A necessária "transgressão"

“E disse Jesus: Alguém me tocou, porque bem conheci que de mim saiu virtude. Então, vendo a mulher que não podia ocultar-se, aproximou-se tremendo e prostrando-se ante ele declarou-lhe diante de todo o povo a causa por que lhe havia tocado, e como logo sarara.” Luc 8; 46 e 47

Sob vários aspectos essa passagem pode ser analisada. As restrições da Lei de Moisés, para quem tivesse fluxo como ela, por exemplo. “Mas a mulher, quando tiver fluxo, o seu fluxo de sangue estiver na sua carne estará sete dias na sua separação, qualquer que a tocar será imundo até à tarde. E tudo aquilo sobre o que ela se deitar durante a sua separação, será imundo; e tudo sobre o que se assentar será imundo.” Lev 15; 19 e 20

Muitos interpretam mal a intenção da palavra que foi traduzida por imundo; cujo sentido mais exato é impuro, inadequado. Não há qualquer conotação moral, espiritual; antes, num contexto em que se desconhecia vírus, bactérias, Deus ordenou certos ritos de caráter profilático, como a separação de leprosos e outras enfermidades potencialmente contagiosas. Quem fosse tocado por um dos tais deveria se purificar, separar-se por um tempo. Assim, a Lei deixaria a mulher afastada de Jesus e dos demais, contudo, transgrediu. Essa é a razão pela qual temia assumir que fora ela que O tocara.

A maioria dos judeus entendera a Lei como um fim em si. Do Sábado que fora vertido num ídolo Jesus ensinou: “O Sábado foi feito por causa do homem, não o homem por causa do Sábado.” Assim, a saúde e o bem estar humanos interessam a Deus mais que um rigor legalista indiferente. A “transgressão” da mulher derivava de uma vívida esperança, confiante fé que o Salvador poderia curá-la, como de fato o fez. Segundo a Lei, se fosse Ele mero homem, teria ficado impuro também, após o toque. Entretanto, ela ficou limpa, sã.

Interessante também a “incerteza” do Mestre: “Alguém me tocou.” Claro que Ele sabia quem fora e por quê! Contudo, deixou no ar, para que ela assumisse. “Vendo a mulher que não podia ocultar-se…”

Embora aquela fosse uma transgressão virtuosa, agimos assim em todas. Só assumimos se não der para ocultar. A primeira providência, uma vez inaugurada a era da consciência foi tentar ocultar o que passou a incomodar, no caso, a nudez.
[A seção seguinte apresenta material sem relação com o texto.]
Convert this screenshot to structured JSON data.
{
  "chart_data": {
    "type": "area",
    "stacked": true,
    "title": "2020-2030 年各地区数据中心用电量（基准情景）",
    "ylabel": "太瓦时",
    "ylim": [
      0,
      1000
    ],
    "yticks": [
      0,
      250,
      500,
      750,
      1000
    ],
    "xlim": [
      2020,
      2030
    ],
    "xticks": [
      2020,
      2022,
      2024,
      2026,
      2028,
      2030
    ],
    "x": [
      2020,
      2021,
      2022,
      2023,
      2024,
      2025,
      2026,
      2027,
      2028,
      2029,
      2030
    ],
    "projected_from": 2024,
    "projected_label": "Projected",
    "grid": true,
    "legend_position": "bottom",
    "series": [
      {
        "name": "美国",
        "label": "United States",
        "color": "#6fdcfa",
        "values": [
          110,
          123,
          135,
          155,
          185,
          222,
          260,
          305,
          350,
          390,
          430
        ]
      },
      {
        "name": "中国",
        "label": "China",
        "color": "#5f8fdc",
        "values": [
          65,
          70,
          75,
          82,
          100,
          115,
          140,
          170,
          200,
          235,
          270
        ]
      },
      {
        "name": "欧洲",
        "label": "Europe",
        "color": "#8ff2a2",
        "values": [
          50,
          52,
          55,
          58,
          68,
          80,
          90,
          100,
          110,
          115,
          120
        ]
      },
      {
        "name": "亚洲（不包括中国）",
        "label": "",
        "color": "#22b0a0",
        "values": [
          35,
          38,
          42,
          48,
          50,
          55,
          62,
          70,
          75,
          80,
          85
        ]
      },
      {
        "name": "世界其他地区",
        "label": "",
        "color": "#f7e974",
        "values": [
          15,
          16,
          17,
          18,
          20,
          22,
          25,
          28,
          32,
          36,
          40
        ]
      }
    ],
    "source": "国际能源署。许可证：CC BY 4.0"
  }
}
Duas coisas são necessárias sobre o que anseio esconder; primeiro: Sei que é mau, um erro; segundo: não quero que outros saibam.
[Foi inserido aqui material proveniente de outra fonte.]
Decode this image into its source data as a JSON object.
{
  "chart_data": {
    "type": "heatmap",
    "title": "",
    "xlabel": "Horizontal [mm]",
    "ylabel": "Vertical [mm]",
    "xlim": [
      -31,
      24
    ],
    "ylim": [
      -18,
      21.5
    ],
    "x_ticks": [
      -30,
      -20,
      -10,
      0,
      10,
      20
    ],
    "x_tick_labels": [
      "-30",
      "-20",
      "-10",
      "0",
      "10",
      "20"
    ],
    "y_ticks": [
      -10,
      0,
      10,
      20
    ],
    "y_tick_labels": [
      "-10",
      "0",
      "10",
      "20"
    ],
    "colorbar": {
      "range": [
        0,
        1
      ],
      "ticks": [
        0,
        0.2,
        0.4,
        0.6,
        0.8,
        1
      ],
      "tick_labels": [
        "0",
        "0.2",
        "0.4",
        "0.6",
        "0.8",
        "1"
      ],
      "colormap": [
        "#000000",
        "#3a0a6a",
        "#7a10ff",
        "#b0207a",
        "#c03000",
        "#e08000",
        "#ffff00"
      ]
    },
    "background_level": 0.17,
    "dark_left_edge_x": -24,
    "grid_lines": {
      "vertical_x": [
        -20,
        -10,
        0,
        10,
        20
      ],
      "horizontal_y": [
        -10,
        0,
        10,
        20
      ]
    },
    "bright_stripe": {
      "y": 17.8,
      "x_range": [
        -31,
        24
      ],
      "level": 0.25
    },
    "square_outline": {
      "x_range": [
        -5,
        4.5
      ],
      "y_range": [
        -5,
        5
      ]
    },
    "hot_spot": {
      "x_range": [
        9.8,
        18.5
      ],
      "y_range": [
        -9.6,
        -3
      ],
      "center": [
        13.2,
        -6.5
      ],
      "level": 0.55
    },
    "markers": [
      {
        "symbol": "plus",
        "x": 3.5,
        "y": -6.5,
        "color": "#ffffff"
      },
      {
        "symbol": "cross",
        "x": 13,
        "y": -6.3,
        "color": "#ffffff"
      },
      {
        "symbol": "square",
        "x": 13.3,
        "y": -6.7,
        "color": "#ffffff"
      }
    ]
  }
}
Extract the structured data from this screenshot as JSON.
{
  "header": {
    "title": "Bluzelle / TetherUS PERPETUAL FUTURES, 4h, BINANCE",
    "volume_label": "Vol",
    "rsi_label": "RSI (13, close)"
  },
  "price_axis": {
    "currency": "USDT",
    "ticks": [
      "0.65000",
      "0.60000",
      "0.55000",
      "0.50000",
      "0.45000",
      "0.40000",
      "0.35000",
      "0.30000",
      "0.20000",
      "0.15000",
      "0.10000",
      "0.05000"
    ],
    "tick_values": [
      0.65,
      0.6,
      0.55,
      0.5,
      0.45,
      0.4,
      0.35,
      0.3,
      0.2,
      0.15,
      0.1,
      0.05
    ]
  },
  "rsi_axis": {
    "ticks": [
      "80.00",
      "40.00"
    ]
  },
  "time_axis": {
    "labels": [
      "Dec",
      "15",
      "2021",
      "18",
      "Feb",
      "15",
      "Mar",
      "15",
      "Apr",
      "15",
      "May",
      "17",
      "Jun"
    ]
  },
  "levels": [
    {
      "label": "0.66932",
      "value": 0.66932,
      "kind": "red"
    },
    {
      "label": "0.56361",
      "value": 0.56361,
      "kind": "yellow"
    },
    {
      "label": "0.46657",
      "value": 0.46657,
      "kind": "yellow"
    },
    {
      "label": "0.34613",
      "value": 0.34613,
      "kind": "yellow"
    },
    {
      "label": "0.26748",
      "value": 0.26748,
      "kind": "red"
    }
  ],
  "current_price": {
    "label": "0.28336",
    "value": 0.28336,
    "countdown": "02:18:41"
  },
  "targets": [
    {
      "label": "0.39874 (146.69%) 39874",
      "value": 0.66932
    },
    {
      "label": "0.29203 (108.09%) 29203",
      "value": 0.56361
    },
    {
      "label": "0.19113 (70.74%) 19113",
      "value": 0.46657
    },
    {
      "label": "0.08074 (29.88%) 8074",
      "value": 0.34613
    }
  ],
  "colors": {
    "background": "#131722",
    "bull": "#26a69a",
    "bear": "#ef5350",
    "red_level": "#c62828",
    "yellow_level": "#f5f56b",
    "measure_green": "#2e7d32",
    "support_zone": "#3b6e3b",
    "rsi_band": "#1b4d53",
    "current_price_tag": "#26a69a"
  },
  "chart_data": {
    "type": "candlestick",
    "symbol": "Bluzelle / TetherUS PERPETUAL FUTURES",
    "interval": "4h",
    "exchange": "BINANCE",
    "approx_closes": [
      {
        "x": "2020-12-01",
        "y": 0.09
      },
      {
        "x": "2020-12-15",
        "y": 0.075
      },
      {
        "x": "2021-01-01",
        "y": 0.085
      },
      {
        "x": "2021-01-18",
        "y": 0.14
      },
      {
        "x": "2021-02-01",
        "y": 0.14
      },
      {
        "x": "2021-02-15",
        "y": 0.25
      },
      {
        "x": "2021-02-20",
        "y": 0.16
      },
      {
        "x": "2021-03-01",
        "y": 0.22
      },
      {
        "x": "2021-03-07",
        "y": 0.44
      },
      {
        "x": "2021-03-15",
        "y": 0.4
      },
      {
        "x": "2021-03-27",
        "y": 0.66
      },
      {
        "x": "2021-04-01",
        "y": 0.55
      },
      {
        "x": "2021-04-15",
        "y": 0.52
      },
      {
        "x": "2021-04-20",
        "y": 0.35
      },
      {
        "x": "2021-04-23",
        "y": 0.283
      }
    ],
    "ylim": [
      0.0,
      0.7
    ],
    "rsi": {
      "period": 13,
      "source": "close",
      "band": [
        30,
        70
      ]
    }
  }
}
Esconder desvios de caráter é relativamente fácil, em se tratando dos homens; absolutamente impossível, em face de Deus. “E não há criatura alguma encoberta diante dele; antes todas as coisas estão nuas e patentes aos olhos daquele com quem temos de tratar.” Heb 4; 13 Então, ainda que possamos construir um biombo hipócrita entre nossos erros e a plateia, Deus e nossa consciência saberão plenamente.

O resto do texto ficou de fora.